My message in Bristol was simple: play could be the thread that joins these policies together.
If government wants to tell a coherent story about opportunity, wellbeing and childhood, play is one of the most powerful ways to do it.
What has happened since the Play Commission issued its report?
Since the publication of the report in June 2025, I shared that we have focused on three strands of work to ensure its recommendations have the best chance of being adopted.
Political engagement. We have been engaging with ministers, civil servants and parliamentarians across departments to make the case for a National Play Strategy for England — embedding play across policy areas from health and education to planning and transport.
A widening public awareness of its calls. One of the striking things about the Bristol conference was how often the Play Commission report was mentioned across different panels. From politicians to community organisers, people spoke about it as a moment that helped crystallise the importance of play.
Seeing such strong grassroots play movements represented in the room was genuinely uplifting. As awareness of the Play Commission’s recommendations grows, so too does the momentum for change.
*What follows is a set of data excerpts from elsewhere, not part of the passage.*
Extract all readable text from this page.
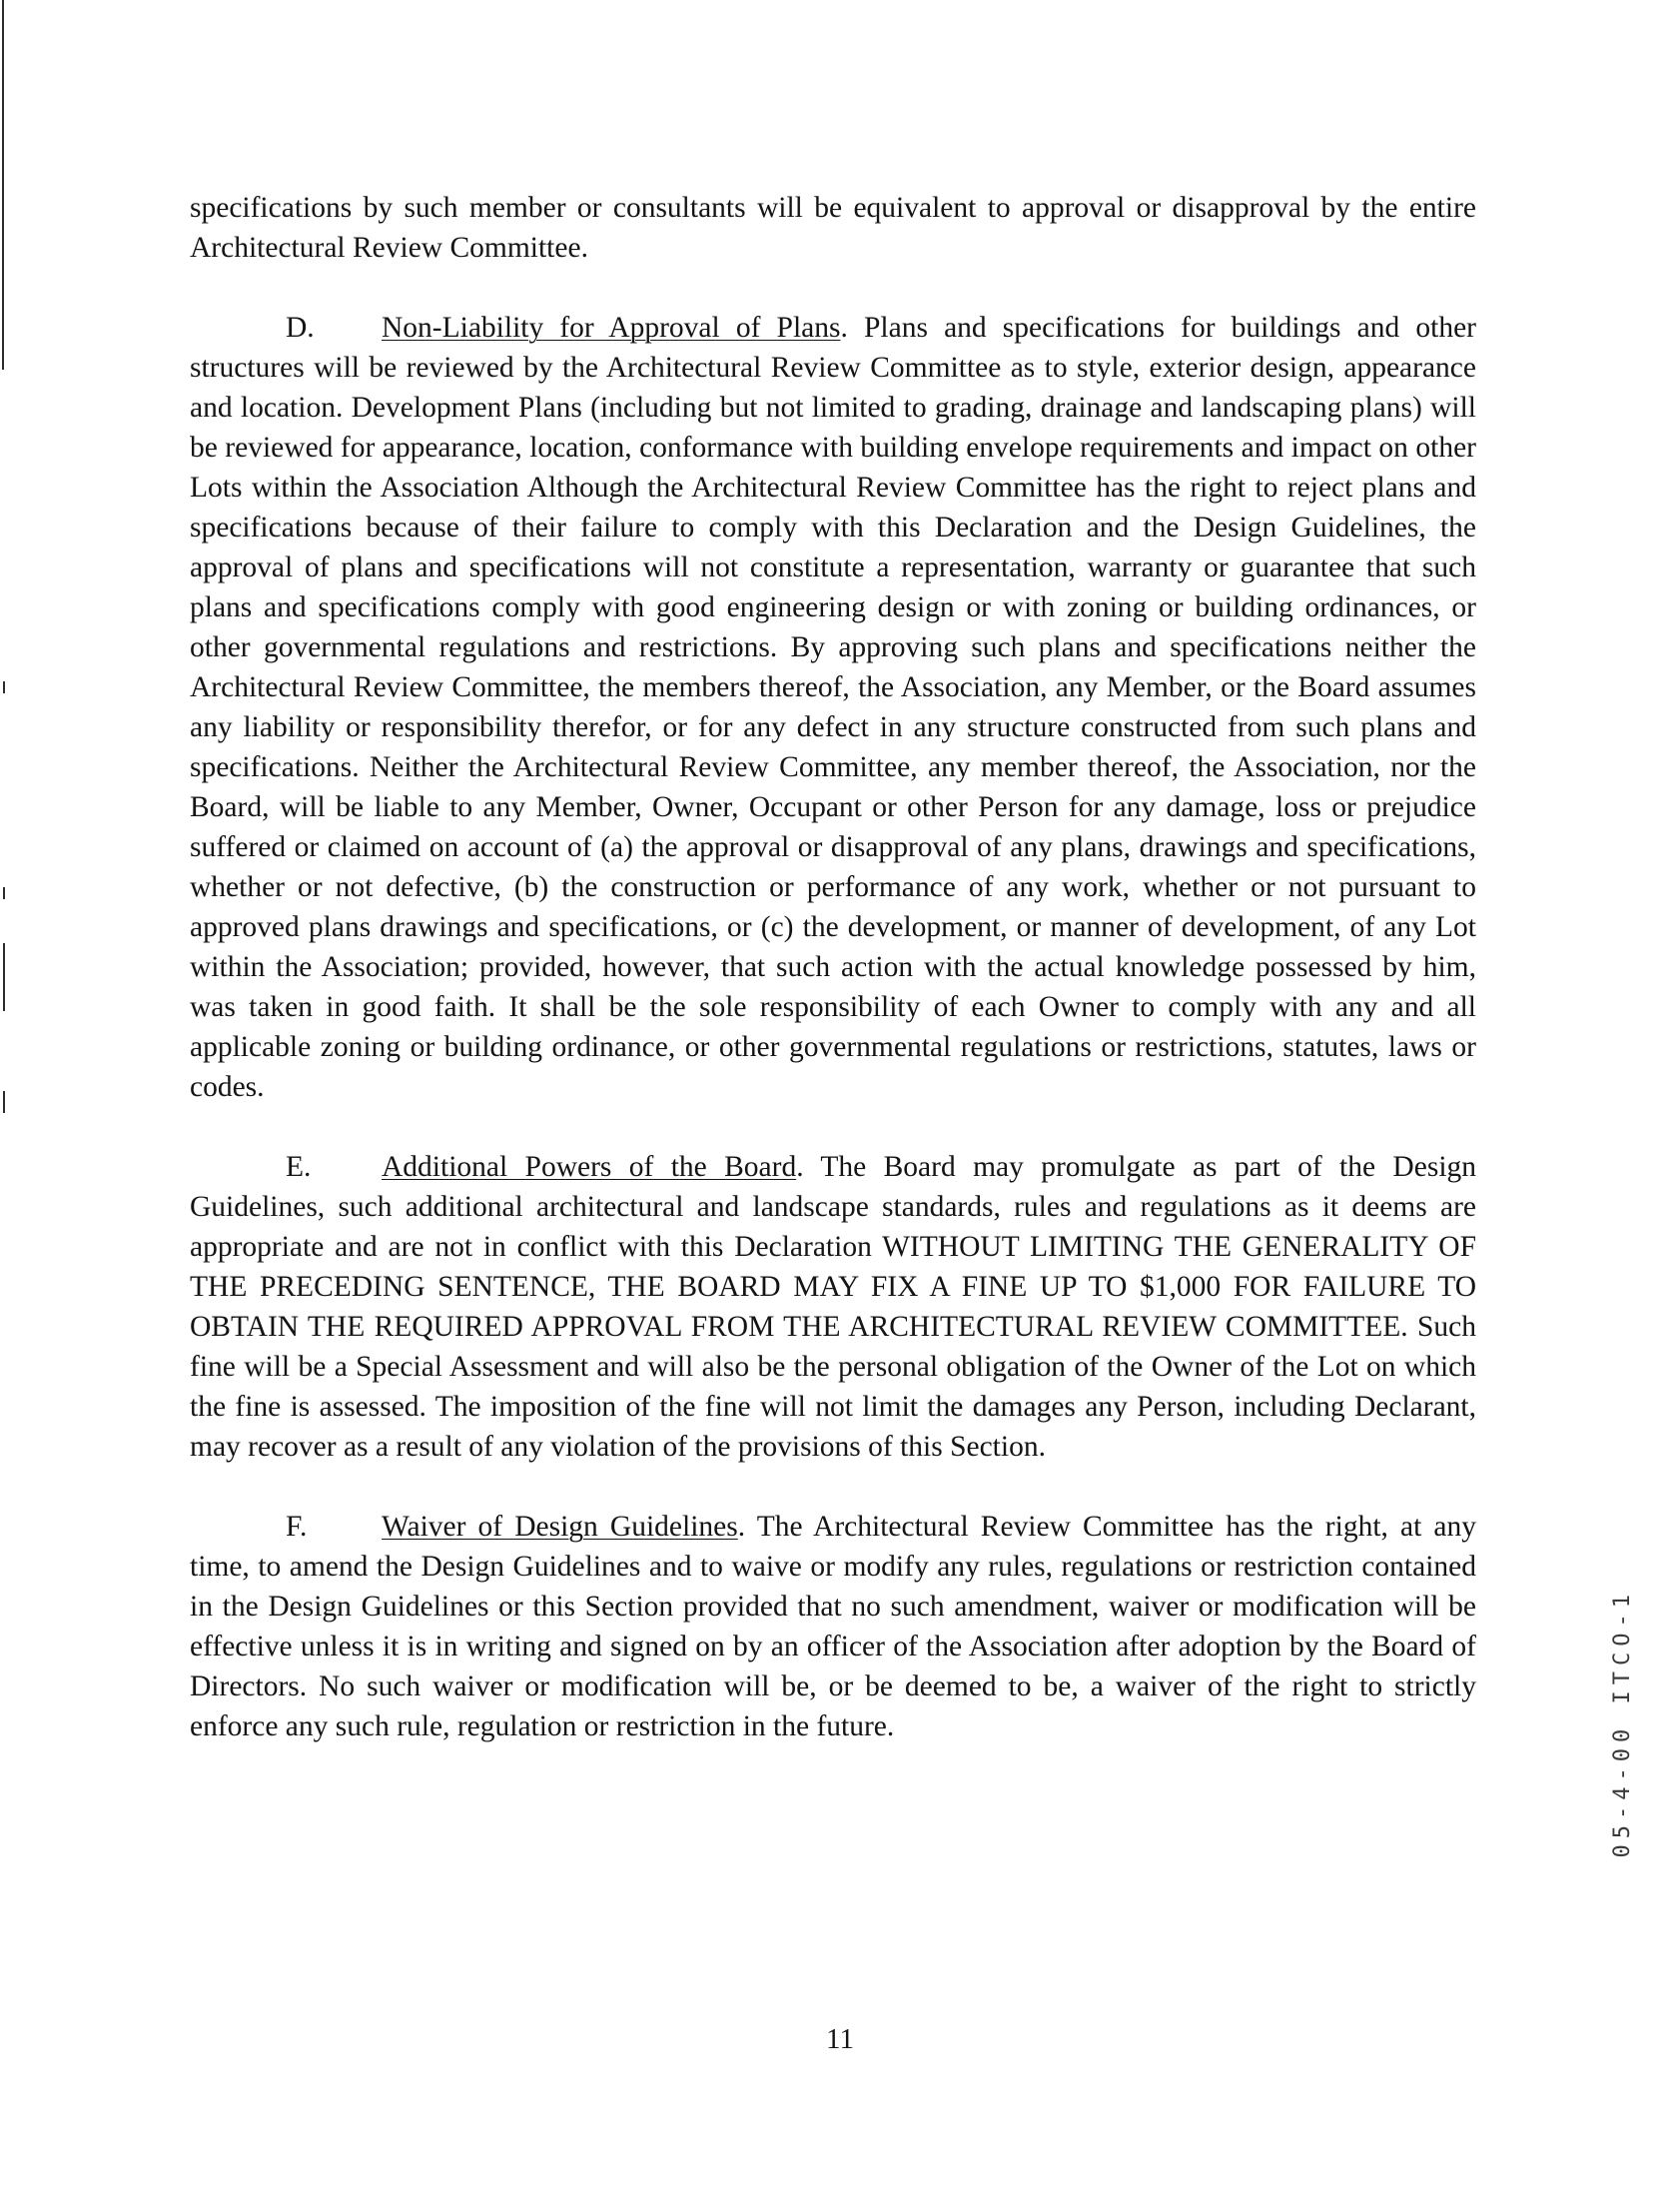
specifications by such member or consultants will be equivalent to approval or disapproval by the entire Architectural Review Committee.

D. Non-Liability for Approval of Plans. Plans and specifications for buildings and other structures will be reviewed by the Architectural Review Committee as to style, exterior design, appearance and location. Development Plans (including but not limited to grading, drainage and landscaping plans) will be reviewed for appearance, location, conformance with building envelope requirements and impact on other Lots within the Association Although the Architectural Review Committee has the right to reject plans and specifications because of their failure to comply with this Declaration and the Design Guidelines, the approval of plans and specifications will not constitute a representation, warranty or guarantee that such plans and specifications comply with good engineering design or with zoning or building ordinances, or other governmental regulations and restrictions. By approving such plans and specifications neither the Architectural Review Committee, the members thereof, the Association, any Member, or the Board assumes any liability or responsibility therefor, or for any defect in any structure constructed from such plans and specifications. Neither the Architectural Review Committee, any member thereof, the Association, nor the Board, will be liable to any Member, Owner, Occupant or other Person for any damage, loss or prejudice suffered or claimed on account of (a) the approval or disapproval of any plans, drawings and specifications, whether or not defective, (b) the construction or performance of any work, whether or not pursuant to approved plans drawings and specifications, or (c) the development, or manner of development, of any Lot within the Association; provided, however, that such action with the actual knowledge possessed by him, was taken in good faith. It shall be the sole responsibility of each Owner to comply with any and all applicable zoning or building ordinance, or other governmental regulations or restrictions, statutes, laws or codes.

E. Additional Powers of the Board. The Board may promulgate as part of the Design Guidelines, such additional architectural and landscape standards, rules and regulations as it deems are appropriate and are not in conflict with this Declaration WITHOUT LIMITING THE GENERALITY OF THE PRECEDING SENTENCE, THE BOARD MAY FIX A FINE UP TO $1,000 FOR FAILURE TO OBTAIN THE REQUIRED APPROVAL FROM THE ARCHITECTURAL REVIEW COMMITTEE. Such fine will be a Special Assessment and will also be the personal obligation of the Owner of the Lot on which the fine is assessed. The imposition of the fine will not limit the damages any Person, including Declarant, may recover as a result of any violation of the provisions of this Section.

F.	Waiver of Design Guidelines. The Architectural Review Committee has the right, at any time, to amend the Design Guidelines and to waive or modify any rules, regulations or restriction contained in the Design Guidelines or this Section provided that no such amendment, waiver or modification will be effective unless it is in writing and signed on by an officer of the Association after adoption by the Board of Directors. No such waiver or modification will be, or be deemed to be, a waiver of the right to strictly enforce any such rule, regulation or restriction in the future.	05-4-00 ITCO-1
11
Innovation in play landscapes. The third strand is innovation. We are exploring how entire neighbourhoods can become places that naturally enable children to play, partnering with existing initiatives, undertaking further research and developing place-based pilot programmes that ‘pour play’ into every crevice of a community’s spaces and everyday life.
A movement that continues
If the story of Playing Out tells us anything, it is that change often begins with simple ideas and committed people.
At the end of the conference, Alice reflected on a line often attributed to the anthropologist Margaret Mead:
“Never doubt that a small group of thoughtful, committed citizens can change the world; indeed, it’s the only thing that ever has.”
Looking around the room in Bristol, it felt like that principle was alive and well. And it reminded me of a quote from the entrepreneur Anita Roddick that I often come back to:
“If you think you’re too small to have an impact, try going to bed with a mosquito.”
The movement for children’s play has always been powered by people who refused to believe they were too small to matter.
Alice Ferguson and Ingrid Skeels have been two of mosquitoes for many years — persistent, determined and impossible to ignore.
But yesterday’s room in Bristol was full of them.
A whole room full of mosquitoes — people determined to keep buzzing and biting until children’s right to play becomes a reality.
And if that energy continues, the future of play in Britain looks much more hopeful than many might think.